O vexame do "comedoro" e os R$ 10 milhões de reais para escola de samba no Rio. O Amapá merece virar esta página.
A situação do Amapá está tão esdrúxula que daria assunto para um livro. Mas, como não temos tempo nem espaço para isso, acabamos fazendo um "dois em um" para não deixar de fora nada que o leitor precisa saber e, especialmente, refletir, opinar e decidir.
O Amapá virou motivo de chacota diante de um vídeo em que o senador Randolfe aparece na inauguração de um “comedoro”, com direito àquela cerimônia de descerramento de placa. O erro de português foi o mínimo diante da cena ridícula e constrangedora. Uma “obra” feita com alguns canos e conexões recebendo holofotes e discursos politiqueiros. Nada contra a causa animal nem contra qualquer iniciativa de ajuda, mas transformar isso em mise-en-scène é algo até difícil de descrever, porque ridículo é pouco.

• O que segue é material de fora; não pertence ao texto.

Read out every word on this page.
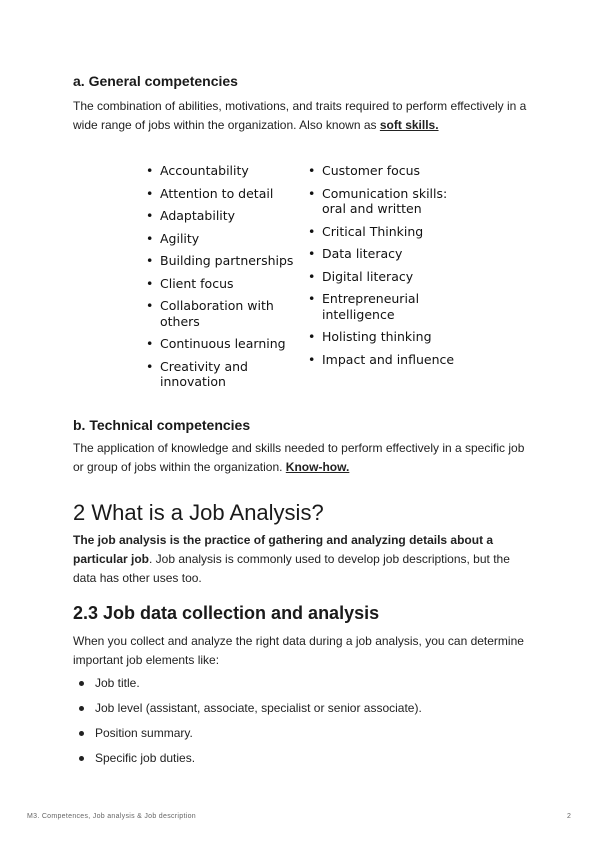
a. General competencies

The combination of abilities, motivations, and traits required to perform effectively in a wide range of jobs within the organization. Also known as soft skills.

• Accountability
• Attention to detail
• Adaptability
• Agility
• Building partnerships
• Client focus
• Collaboration with others
• Continuous learning
• Creativity and innovation
• Customer focus
• Comunication skills: oral and written
• Critical Thinking
• Data literacy
• Digital literacy
• Entrepreneurial intelligence
• Holisting thinking
• Impact and influence
b. Technical competencies

The application of knowledge and skills needed to perform effectively in a specific job or group of jobs within the organization. Know-how.

2 What is a Job Analysis?

The job analysis is the practice of gathering and analyzing details about a particular job. Job analysis is commonly used to develop job descriptions, but the data has other uses too.

2.3 Job data collection and analysis

When you collect and analyze the right data during a job analysis, you can determine important job elements like:

Job title.
Job level (assistant, associate, specialist or senior associate).
Position summary.
Specific job duties.
M3. Competences, Job analysis & Job description	2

Ao responder à repercussão, o senador afirmou que a iniciativa foi de cunho pessoal, com investimento privado. Porém, muitas perguntas precisam de resposta, se realmente não se trata de obra pública: por que havia o nome do Governo do Estado? Por que constava o nome do senador? Por que o governador estava presente, juntamente com outras autoridades? Por que a solenidade foi idêntica às entregas de obras públicas? Ainda assim, ele preferiu desqualificar quem reportou e comentou a cena patética que parecia inacreditável, mas que, para nossa vergonha, era real.
Esse tipo de político pode até não estar em extinção, mas, graças às redes sociais, os eleitores dispostos a mantê-los no poder estão cada vez mais escassos.
Na mesma semana desse episódio, o povo do Amapá assiste à Estação Primeira de Mangueira desfilar na Marquês de Sapucaí após receber 10 milhões de reais do nosso suado dinheiro. Se isso não é zombar da cara do cidadão amapaense, eu não sei o que é.
Assistir a uma entrega que mais parece cena de comédia, que não deve ter custado nem duzentos reais, mas que foi festejada pelos entes públicos como grande iniciativa em memória do “Orelha”, e, ao mesmo tempo, assistir ao trem da alegria no Rio de Janeiro pago com nosso dinheiro, como se não faltasse nada no estado, como se houvesse sobra de recursos e como se não fosse importante fomentar o carnaval do próprio Amapá, mas sim o de outro estado, onde verbas não faltam, são duas cenas e dois fatos reais que representam o que há de pior na política amapaense.
É uma completa falta de amor pela própria terra e uma subestimação da inteligência do próprio povo. A população não suporta mais ser feita de otária e não aguenta mais discursos sem resultados, nos quais os interesses da população ficam de lado enquanto prevalecem os interesses das alianças políticas. O marketing, que antes conseguia maquiar tudo, já não esconde mais nada: os personagens estão completamente nus diante da sociedade.
Seguimos vivendo esses vexames, chorando, sorrindo, assistindo ou sambando. Mas um dia essa vergonha vai acabar, e esse capítulo da história vai findar. O povo e os pets receberão o melhor, e não seremos apenas enredo de samba no Rio. Seremos protagonistas de uma nova melodia, gerada e desenvolvida por quem realmente ama este lugar e quer vê-lo prosperar para todos que vivem aqui, para os que virão e para os que voltarão a morar aqui, quando a era dos “comedoros” e dos investimentos fora do estado ficar no passado remoto, dando lugar ao sentimento de pertencimento e de merecimento pelo melhor que a natureza já nos deu e que maus gestores sempre nos impediram de acessar.